Step 7: Execute SEER*Stat and View the Results
- Select Execute from the Actions menu. An alert dialog will appear with a choice to execute the session using summary files or individual records. The default is to use summary files because they process faster, but no exclusion counts will be reported.
- Select Use individual records (report exclusion counts) to run the session without summary files. You can set this behavior as the default for every run.
- Press the OK button on the alert. A dialog will display the progress of the job. When the job completes a new window will open containing the output table or matrix. Results shown in the SEER*Stat matrix window cannot be edited. You do have the ability to print the matrix, export the results to a text file, and copy-and-paste data into other applications. See Results Matrix for more information about the SEER*Stat matrix and its features.
- To see the case exclusion counts, select Session Properties from the Matrix window sidebar menu. The report includes the total number of records read and the number of records excluded for each selection statement.
- If you are running SEER*Stat in client-server mode you will also have the option to Execute Remotely. This feature is intended for jobs that take several minutes or longer to complete. SEER*Stat automatically sends an email message to you as soon as the execution is complete. The email message includes a link to the location of the resultant matrix.
- To change the default option for the "Exclusion Counts and Summary Files", please go to Edit Profile Preferences.
Step 8: Save and Print the Matrix
- Use the Save As command on the File menu to save the matrix. Enter "Rate Exercise 1a" as the filename. SEER*Stat will assign the "sim" extension to indicate that this is a "SEER*Stat Rate Matrix" file.
- Use the Print command on the File menu to print the matrix. You will notice that the session information is printed along with the results matrix. The session information serves as documentation for the results. Notice that the name of the matrix file is printed at the top of each page. For more information, see the matrix options and print options topics.

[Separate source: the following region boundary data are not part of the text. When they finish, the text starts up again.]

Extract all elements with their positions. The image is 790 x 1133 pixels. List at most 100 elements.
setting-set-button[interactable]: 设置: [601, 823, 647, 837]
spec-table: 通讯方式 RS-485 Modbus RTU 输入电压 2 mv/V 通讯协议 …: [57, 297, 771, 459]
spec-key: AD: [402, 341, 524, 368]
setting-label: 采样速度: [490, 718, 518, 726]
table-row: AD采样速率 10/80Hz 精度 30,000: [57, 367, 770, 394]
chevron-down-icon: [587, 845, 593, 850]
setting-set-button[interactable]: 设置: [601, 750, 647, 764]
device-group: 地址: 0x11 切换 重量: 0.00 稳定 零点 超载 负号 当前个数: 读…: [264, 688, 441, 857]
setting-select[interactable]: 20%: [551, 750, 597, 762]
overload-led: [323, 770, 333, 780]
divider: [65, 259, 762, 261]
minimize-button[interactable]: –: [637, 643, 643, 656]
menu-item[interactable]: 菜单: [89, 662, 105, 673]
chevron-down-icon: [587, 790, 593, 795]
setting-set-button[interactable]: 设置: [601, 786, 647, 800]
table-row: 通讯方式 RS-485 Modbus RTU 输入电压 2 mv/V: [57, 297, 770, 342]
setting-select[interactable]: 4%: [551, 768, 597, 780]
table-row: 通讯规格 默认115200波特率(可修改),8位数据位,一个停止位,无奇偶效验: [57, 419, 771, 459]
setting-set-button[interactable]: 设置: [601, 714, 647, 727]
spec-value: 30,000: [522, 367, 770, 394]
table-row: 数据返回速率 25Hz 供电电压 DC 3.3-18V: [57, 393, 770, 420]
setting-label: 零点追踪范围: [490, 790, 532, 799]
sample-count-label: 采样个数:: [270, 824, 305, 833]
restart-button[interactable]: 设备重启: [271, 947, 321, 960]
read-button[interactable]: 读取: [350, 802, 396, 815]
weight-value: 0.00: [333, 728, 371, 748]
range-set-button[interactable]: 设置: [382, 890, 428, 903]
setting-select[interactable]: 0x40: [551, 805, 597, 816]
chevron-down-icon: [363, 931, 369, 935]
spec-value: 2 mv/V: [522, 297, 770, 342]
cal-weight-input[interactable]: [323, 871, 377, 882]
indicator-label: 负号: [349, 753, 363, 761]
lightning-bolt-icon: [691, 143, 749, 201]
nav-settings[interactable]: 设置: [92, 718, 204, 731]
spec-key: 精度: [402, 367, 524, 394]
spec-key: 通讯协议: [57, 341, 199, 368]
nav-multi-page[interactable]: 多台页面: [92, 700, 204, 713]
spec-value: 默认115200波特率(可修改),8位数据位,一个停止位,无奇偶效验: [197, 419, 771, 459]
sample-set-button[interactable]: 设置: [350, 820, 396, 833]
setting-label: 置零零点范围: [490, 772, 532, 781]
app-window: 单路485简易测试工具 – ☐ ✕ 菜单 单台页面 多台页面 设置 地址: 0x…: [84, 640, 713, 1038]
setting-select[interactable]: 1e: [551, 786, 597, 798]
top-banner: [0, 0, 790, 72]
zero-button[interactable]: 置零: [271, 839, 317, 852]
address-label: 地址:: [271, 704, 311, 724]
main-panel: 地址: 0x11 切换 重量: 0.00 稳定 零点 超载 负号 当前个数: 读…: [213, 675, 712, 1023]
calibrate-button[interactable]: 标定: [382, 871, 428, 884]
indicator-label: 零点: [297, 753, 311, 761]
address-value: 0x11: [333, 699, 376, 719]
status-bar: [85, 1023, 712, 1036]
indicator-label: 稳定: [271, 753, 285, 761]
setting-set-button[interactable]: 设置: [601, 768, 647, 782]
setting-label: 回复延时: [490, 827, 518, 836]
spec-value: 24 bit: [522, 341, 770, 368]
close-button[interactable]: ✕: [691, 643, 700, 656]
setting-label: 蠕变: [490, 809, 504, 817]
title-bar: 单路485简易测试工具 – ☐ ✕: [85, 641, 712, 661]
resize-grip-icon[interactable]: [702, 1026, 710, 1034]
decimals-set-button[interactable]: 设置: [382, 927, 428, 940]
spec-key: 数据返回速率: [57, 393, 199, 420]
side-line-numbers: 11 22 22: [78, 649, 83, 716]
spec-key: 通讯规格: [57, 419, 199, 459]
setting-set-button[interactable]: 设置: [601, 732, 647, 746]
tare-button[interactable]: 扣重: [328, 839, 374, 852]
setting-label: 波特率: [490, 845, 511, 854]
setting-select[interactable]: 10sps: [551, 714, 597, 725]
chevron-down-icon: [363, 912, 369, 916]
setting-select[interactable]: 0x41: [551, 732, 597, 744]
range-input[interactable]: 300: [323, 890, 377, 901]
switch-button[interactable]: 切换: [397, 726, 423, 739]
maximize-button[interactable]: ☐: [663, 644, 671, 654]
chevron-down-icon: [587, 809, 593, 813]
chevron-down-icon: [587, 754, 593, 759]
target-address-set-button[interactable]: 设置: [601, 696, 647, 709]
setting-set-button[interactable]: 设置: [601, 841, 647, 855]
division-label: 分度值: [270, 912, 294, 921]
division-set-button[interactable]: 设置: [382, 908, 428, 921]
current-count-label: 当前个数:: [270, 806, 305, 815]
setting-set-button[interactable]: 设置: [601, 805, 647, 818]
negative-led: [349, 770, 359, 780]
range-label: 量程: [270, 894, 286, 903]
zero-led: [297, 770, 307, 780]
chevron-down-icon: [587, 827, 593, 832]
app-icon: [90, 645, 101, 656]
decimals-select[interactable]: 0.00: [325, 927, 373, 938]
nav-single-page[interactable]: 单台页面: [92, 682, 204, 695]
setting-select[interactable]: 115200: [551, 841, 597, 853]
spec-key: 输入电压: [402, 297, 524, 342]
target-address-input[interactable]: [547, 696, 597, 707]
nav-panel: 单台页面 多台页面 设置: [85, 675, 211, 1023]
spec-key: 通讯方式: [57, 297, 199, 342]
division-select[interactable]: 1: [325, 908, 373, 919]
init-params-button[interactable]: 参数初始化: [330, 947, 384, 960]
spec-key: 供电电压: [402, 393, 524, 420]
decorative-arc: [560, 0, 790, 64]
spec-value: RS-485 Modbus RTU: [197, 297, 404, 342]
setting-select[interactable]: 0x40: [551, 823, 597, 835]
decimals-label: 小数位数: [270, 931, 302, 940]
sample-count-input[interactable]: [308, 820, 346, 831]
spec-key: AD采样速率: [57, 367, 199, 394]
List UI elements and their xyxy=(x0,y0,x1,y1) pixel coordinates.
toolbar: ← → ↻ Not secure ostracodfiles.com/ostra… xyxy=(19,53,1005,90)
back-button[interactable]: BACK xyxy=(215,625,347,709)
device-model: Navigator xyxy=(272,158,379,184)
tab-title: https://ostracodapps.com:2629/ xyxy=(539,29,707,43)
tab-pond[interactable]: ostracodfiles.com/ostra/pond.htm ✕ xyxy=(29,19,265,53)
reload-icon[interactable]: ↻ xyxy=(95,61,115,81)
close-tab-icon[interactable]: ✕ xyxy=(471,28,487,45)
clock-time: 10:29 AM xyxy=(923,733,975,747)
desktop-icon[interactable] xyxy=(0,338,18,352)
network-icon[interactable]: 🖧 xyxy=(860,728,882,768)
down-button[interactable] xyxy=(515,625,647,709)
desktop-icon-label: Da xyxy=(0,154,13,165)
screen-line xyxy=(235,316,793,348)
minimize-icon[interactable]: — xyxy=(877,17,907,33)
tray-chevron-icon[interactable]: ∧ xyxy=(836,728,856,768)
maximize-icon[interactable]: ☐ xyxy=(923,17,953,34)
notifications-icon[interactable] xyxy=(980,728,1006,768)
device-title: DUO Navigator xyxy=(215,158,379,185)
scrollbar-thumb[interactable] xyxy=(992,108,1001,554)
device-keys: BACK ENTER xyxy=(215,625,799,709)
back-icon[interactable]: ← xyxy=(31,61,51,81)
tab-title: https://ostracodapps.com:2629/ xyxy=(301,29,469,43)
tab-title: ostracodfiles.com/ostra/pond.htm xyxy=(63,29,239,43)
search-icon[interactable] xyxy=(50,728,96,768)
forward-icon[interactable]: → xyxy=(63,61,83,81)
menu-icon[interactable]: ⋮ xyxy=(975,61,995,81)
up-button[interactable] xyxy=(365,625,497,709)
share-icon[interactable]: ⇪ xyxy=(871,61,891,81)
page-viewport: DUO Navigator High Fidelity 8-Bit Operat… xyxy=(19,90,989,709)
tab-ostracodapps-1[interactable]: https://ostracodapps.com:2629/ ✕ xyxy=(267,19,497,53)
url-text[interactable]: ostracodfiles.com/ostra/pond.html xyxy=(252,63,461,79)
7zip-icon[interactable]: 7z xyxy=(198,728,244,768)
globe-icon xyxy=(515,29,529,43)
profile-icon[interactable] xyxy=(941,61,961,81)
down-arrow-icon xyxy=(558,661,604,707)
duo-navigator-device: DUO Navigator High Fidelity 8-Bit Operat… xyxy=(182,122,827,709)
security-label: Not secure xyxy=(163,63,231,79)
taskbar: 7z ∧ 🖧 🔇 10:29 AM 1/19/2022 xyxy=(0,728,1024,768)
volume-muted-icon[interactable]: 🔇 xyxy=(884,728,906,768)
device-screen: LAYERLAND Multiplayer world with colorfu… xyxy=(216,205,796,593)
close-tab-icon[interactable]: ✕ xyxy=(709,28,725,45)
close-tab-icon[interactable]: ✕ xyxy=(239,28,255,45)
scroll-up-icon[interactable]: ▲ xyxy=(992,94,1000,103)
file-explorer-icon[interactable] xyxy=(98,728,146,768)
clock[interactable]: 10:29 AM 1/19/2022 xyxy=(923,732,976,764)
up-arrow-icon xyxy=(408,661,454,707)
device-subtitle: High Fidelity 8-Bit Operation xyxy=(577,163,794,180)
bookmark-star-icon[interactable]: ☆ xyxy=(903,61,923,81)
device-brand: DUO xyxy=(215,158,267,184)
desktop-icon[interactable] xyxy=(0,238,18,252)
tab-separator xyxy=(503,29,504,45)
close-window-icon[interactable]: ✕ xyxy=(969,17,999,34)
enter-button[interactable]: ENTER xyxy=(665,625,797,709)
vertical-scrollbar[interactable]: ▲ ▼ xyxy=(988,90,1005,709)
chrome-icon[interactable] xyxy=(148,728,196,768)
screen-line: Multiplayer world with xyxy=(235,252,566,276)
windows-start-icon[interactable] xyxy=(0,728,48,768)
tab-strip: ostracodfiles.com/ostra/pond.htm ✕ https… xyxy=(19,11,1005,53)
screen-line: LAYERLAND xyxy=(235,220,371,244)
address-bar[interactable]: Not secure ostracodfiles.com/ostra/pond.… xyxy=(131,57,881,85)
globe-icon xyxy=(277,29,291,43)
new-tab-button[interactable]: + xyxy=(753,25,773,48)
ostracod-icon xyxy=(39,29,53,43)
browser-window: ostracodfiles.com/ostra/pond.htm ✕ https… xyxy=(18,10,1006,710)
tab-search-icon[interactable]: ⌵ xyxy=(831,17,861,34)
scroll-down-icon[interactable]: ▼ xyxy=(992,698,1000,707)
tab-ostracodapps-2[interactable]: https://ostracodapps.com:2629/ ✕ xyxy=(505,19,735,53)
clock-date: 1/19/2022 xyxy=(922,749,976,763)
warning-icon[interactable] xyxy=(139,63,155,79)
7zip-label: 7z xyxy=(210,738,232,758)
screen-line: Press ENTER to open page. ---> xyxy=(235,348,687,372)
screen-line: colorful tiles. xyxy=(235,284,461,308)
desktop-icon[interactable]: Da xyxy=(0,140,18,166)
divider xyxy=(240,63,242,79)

- Compare your results to this SEER*Stat matrix file: Exercise Matrix 1a Results (sim, 21.4 KB).
Step 9: Use the Results in Other Software
Two methods can be used to take results from a SEER*Stat matrix and use them in another program:
- Copy data from the matrix to the Windows clipboard. In the other program, paste the contents of the clipboard to the work space. This technique would work well for programs that allow the pasting of data, including most graphing packages such as Excel and PowerPoint. See Copying Results to a Windows Clipboard for specific instructions.
- Export the data from the matrix to a delimited text file. Some programs, such as Excel, will allow you to open a delimited text file. In other programs, such as Joinpoint and DevCan, you must select the delimited text file as the input file. Please refer to Exporting Results for instructions.